Les modifications à la rémunération qui entrent en vigueur le 1er juin pour les médecins de famille favorisent clairement la prise en charge en cabinet. Les médecins qui ont plus de 500 patients inscrits recevront entre 10 et 15 % de plus pour un même acte, par exemple.
« C’est le fruit d’une longue réflexion, c’est un changement d’approche majeur », reconnaît le président de la FMOQ, le Dr Louis Godin. « Ce qu’on veut favoriser, ce sont des médecins traitants qui inscrivent des patients et qui les suivent. »
Jonquière-Médic est en quelque sorte une victime collatérale. « Nous ne les avions pas en tête en révisant la grille, reconnaît le Dr Godin. Mais du côté des soins à domicile, on voulait favoriser les patients en perte sévère d’autonomie, pas les gens qui peuvent normalement se déplacer. »
La fin de l’examen annuel
C’est une véritable petite révolution : l’examen annuel disparaît de la grille tarifaire des omnipraticiens, sauf pour les patients vulnérables. Connu sous le vocable « examen complet majeur », il pouvait être facturé une fois l’an. La nouvelle grille fait plutôt la place à des visites « ponctuelles » et « de suivi », dont le tarif est moindre.Le ministre Gaétan Barrette explique que cette décision prise avec la Fédération des médecins omnipraticiens du Québec (FMOQ) est basée sur la science. « Le Collège des médecins a pris une position claire, la visite annuelle, pour un patient en santé, ça ne sert à rien. Les études le montrent, c’est la science », dit-il.

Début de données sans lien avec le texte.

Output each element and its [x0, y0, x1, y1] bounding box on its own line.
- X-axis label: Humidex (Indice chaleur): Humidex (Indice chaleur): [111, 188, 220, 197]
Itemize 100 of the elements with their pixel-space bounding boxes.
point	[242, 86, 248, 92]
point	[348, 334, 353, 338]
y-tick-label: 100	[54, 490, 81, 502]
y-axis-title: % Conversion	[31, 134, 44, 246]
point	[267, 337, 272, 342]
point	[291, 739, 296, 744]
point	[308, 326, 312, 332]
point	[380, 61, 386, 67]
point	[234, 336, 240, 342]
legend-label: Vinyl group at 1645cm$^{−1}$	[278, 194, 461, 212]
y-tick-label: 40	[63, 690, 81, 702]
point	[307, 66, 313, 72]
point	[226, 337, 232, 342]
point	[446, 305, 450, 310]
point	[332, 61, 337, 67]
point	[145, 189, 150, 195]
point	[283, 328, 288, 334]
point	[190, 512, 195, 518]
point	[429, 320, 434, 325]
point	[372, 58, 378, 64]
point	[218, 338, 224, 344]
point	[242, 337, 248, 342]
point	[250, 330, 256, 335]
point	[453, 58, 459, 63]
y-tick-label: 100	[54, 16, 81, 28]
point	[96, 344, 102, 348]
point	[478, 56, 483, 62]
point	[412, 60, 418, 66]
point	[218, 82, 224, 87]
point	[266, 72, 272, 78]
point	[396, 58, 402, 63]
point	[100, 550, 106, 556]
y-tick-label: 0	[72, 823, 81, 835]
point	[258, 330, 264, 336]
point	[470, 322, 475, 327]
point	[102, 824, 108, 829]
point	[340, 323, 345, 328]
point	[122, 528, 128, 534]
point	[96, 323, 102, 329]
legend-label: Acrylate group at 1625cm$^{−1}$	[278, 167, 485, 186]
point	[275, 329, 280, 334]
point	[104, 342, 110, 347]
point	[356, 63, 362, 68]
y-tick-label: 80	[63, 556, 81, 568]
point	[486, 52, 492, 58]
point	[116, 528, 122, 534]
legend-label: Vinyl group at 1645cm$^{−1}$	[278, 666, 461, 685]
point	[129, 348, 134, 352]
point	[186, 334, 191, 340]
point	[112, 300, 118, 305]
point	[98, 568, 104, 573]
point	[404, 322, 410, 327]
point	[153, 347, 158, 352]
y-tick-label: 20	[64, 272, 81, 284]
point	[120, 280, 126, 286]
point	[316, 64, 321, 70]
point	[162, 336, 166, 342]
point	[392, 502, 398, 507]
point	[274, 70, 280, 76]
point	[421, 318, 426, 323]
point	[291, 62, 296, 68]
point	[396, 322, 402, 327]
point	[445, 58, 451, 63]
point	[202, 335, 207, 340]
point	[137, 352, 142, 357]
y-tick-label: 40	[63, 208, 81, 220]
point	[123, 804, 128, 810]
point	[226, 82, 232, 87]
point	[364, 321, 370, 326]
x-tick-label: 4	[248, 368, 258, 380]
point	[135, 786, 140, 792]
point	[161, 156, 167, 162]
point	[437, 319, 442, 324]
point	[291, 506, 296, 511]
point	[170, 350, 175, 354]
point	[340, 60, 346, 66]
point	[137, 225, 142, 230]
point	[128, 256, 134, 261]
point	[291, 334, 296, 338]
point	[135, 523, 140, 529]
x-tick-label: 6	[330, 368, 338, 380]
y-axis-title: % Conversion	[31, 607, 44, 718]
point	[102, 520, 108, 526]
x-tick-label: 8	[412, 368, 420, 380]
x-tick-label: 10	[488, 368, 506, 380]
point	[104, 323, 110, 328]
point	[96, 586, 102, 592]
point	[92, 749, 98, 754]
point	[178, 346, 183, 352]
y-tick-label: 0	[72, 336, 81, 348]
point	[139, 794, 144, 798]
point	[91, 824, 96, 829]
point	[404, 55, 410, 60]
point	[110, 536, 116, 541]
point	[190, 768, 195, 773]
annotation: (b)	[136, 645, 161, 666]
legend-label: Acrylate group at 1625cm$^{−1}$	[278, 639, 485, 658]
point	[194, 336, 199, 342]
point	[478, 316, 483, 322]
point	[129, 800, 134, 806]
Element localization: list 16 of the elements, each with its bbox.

La médecin de famille Dominique Hotte constate que la nouvelle tarification bouleverse les habitudes de certains de ses confrères. « L’examen annuel, les données probantes montrent depuis 1979 que ce n’est pas utile, explique la co-porte-parole du Regroupement des médecins pour une médecine engagée (ROME). Mais c’était encore permis, et ceux qui continuaient à pratiquer de cette manière frappent un mur. »

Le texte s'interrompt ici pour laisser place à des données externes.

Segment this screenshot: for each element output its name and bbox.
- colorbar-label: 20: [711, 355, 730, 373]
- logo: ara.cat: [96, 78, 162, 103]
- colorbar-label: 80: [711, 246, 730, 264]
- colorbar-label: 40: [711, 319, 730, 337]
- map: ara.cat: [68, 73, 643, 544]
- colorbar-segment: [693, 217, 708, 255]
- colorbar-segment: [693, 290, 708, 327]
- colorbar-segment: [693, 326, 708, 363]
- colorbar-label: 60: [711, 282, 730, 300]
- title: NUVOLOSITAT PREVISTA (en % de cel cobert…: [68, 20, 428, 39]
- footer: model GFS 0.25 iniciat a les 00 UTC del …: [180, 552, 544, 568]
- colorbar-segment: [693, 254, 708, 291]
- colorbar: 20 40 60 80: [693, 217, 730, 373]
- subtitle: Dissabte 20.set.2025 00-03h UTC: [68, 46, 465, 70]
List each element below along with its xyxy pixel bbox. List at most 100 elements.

Elle-même profite plutôt des visites de ses patients pour différents problèmes ponctuels pour vérifier s’ils ont besoin d’un dépistage particulier et faire de la prévention, par exemple.

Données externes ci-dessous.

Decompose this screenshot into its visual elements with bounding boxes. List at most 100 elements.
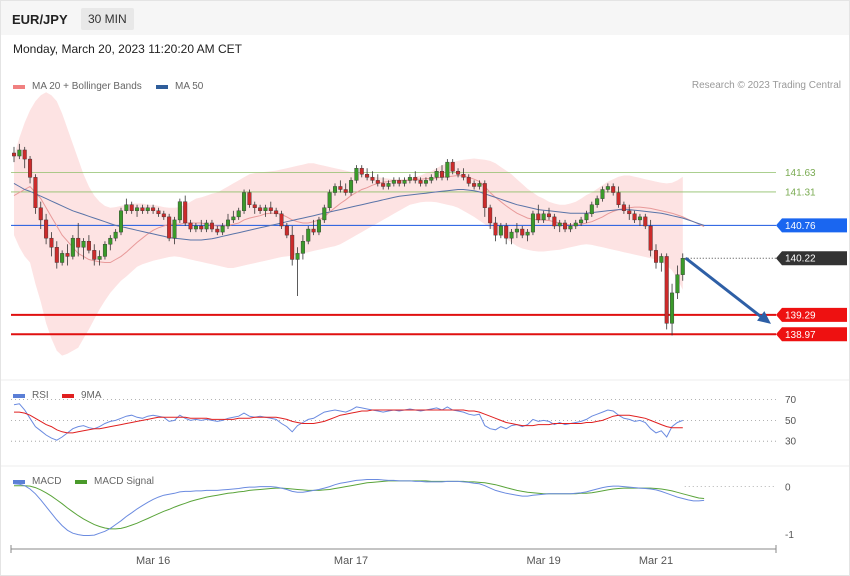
candles <box>11 143 685 336</box>
candle <box>365 168 370 181</box>
candle <box>680 253 685 281</box>
candle <box>616 186 621 208</box>
level-label-139-29: 139.29 <box>785 310 816 321</box>
candle-body <box>193 225 198 230</box>
candle-body <box>466 177 471 184</box>
candle <box>670 283 675 336</box>
candle <box>295 247 300 296</box>
candle-body <box>263 207 268 211</box>
candle-body <box>333 186 338 193</box>
legend-macd-swatch <box>13 479 25 484</box>
candle-body <box>183 201 188 224</box>
candle-body <box>124 204 129 211</box>
candle <box>231 210 236 223</box>
candle <box>354 165 359 184</box>
candle <box>386 180 391 190</box>
candle <box>263 204 268 217</box>
candle-body <box>654 250 659 263</box>
ma50-line <box>13 182 705 241</box>
level-label-139-29-tag <box>776 307 847 322</box>
candle-body <box>231 216 236 221</box>
candle <box>664 253 669 330</box>
candle <box>311 219 316 236</box>
candle-body <box>482 183 487 208</box>
candle <box>177 198 182 223</box>
candle <box>654 244 659 269</box>
candle-body <box>258 207 263 211</box>
candle <box>124 198 129 214</box>
candle-body <box>659 256 664 263</box>
legend-rsi: RSI <box>13 390 49 401</box>
candle-body <box>386 183 391 187</box>
candle-body <box>295 253 300 260</box>
candle <box>81 238 86 260</box>
candle <box>76 222 81 257</box>
legend-macd: MACD <box>13 476 61 487</box>
candle-body <box>605 186 610 190</box>
candle <box>488 204 493 230</box>
candle-body <box>547 213 552 218</box>
candle-body <box>118 210 123 233</box>
candle-body <box>520 228 525 236</box>
rsi-ma-line <box>14 409 683 434</box>
candle-body <box>461 174 466 178</box>
candle <box>274 207 279 217</box>
legend-ma20: MA 20 + Bollinger Bands <box>13 81 142 92</box>
candle <box>54 241 59 269</box>
candle-body <box>70 237 75 257</box>
candle <box>300 235 305 260</box>
rsi-tick-label: 50 <box>785 416 797 427</box>
candle <box>659 253 664 272</box>
candle-body <box>397 180 402 184</box>
candle <box>359 165 364 178</box>
candle-body <box>504 225 509 239</box>
candle <box>333 183 338 196</box>
candle <box>38 201 43 230</box>
candle <box>268 201 273 214</box>
candle-body <box>204 222 209 230</box>
candle-body <box>306 228 311 242</box>
candle <box>397 177 402 187</box>
candle-body <box>477 183 482 187</box>
candle <box>236 207 241 220</box>
candle-body <box>675 274 680 294</box>
candle-body <box>616 192 621 205</box>
candle-body <box>215 228 220 233</box>
candle <box>536 204 541 223</box>
candle <box>102 241 107 260</box>
candle <box>493 216 498 242</box>
candle-body <box>664 256 669 324</box>
candle-body <box>680 258 685 275</box>
legend-rsi-ma: 9MA <box>62 390 102 401</box>
candle <box>242 189 247 214</box>
candle <box>135 204 140 217</box>
candle-body <box>38 207 43 221</box>
candle <box>322 204 327 223</box>
candle-body <box>113 231 118 239</box>
rsi-tick-label: 70 <box>785 395 797 406</box>
candle <box>140 204 145 214</box>
candle-body <box>359 168 364 175</box>
candle <box>193 222 198 233</box>
candle-body <box>536 213 541 221</box>
candle-body <box>76 237 81 248</box>
candle-body <box>316 219 321 233</box>
candle <box>675 265 680 299</box>
timeframe-badge[interactable]: 30 MIN <box>81 8 134 30</box>
candle-body <box>290 234 295 260</box>
legend-macd-signal: MACD Signal <box>75 476 154 487</box>
candle-body <box>568 225 573 230</box>
candle <box>279 210 284 230</box>
candle <box>568 222 573 233</box>
candle <box>461 168 466 181</box>
candle-body <box>268 207 273 211</box>
x-tick-label: Mar 17 <box>334 555 368 567</box>
macd-tick-label: 0 <box>785 483 791 494</box>
candle <box>445 159 450 181</box>
candle <box>225 213 230 230</box>
candle-body <box>151 207 156 211</box>
candle <box>595 195 600 208</box>
candle <box>589 201 594 217</box>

La mesure, qui a été communiquée tout dernièrement auprès des médecins, est méconnue du public. Elle devra être expliquée aux patients, constate la Dre Hotte.
« L’examen périodique sera mieux rémunéré qu’avant pour les patients vulnérables, dit le président de la FMOQ, le Dr Louis Godin. Mais on ne veut plus encourager l’examen annuel chez les patients en bonne santé, car ce n’est pas indiqué. »
Jonquière-Médic en bref
L’organisme de soin médical à domicile a été fondé en 1982.Jonquière-Médic compte sur l’expertise de huit médecins.
Quelque 11 900 visites ont été faites en 2015.
Le budget de fonctionnement est de 200 000 $ par an (locaux, véhicules, services téléphoniques et informatiques, employés). La Ville de Saguenay fournit un soutien, dont des locaux.
Les médecins, payés par la RAMQ, remettent 15 % de leurs honoraires pour assurer le fonctionnement.